As UK households remortgage the impact of the higher rate environment is being felt, impacting buyer sentiment.
In contrast, US borrowers taking out a 30-year loan can lock in the rate for the entirety of the loan with no need to remortgage. In the current climate it means a large proportion of US borrowers have yet to feel the effects of rates shifting from 3% to 7% over the last 18 months.
This mortgage market nuance also explains why sales in the US are moving in the opposite direction to prices. US residential sales were down 17% in July year-on-year as homeowners opted to stay put and avoid taking out a new mortgage on a higher rate. This lack of inventory is also putting a floor under prices.
US dollar
Yesterday, the Fed paused interest rate hikes as inflation slowed and the labour market softened. With rate rises on hold, most economists would usually expect the dollar’s bull run to start to weaken.
However, the US economy looks on track for a soft landing, and whilst it may narrowly avoid a recession, it is forecast to continue outperforming its major peers in 2023 according to the IMF.
As a result, the strong purchasing power of US buyers in overseas markets will persist. It will have similar repercussion for those markets pegged to the greenback (Hong Kong, UAE, Saudi Arabia etc).
The appeal of international real estate as a means of delivering portfolio diversification and managing risk via currency, asset class and geography is increasingly a priority for ultra-high-net-worth individuals and family offices.

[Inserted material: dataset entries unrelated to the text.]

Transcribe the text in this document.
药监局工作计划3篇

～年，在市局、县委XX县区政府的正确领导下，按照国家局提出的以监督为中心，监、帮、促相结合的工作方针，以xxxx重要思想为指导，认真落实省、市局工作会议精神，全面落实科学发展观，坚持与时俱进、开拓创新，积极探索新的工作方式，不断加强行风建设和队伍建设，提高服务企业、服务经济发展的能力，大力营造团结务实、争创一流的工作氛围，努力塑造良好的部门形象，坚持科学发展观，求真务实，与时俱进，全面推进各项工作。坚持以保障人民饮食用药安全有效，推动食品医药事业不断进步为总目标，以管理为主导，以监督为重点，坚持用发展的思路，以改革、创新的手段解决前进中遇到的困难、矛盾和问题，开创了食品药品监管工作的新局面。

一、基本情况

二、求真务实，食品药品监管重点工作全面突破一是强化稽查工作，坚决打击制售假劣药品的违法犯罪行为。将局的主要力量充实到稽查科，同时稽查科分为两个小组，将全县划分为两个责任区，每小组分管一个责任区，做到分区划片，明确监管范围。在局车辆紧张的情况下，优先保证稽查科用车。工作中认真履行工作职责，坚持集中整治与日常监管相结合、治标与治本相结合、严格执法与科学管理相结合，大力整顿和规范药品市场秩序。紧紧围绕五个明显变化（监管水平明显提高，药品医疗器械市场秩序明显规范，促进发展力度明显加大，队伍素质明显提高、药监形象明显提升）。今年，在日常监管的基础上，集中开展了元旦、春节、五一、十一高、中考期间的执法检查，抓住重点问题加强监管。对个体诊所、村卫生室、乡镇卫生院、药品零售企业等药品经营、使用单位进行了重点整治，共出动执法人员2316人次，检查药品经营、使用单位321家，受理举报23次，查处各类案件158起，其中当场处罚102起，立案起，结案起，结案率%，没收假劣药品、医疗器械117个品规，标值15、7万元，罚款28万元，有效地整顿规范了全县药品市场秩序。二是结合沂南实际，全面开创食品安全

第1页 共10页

This summer, US and Middle Eastern buyers have been active in Europe’s prime residential markets with London, Paris, Florence, Venice, the Balearic Islands and the South of France high on their shopping lists.
Motivated primarily by a weak euro and/or the stability of the Swiss Franc, many are also seeking to diversify their portfolios and spread risk across multiple asset classes and geographies.
In other news
Australia’s supply of rental homes is shrinking fast (Bloomberg), Eurozone housebuilding declines at its fastest rate since the start of the pandemic (FT) and cash buyers wield a new level of power in the property market (FT).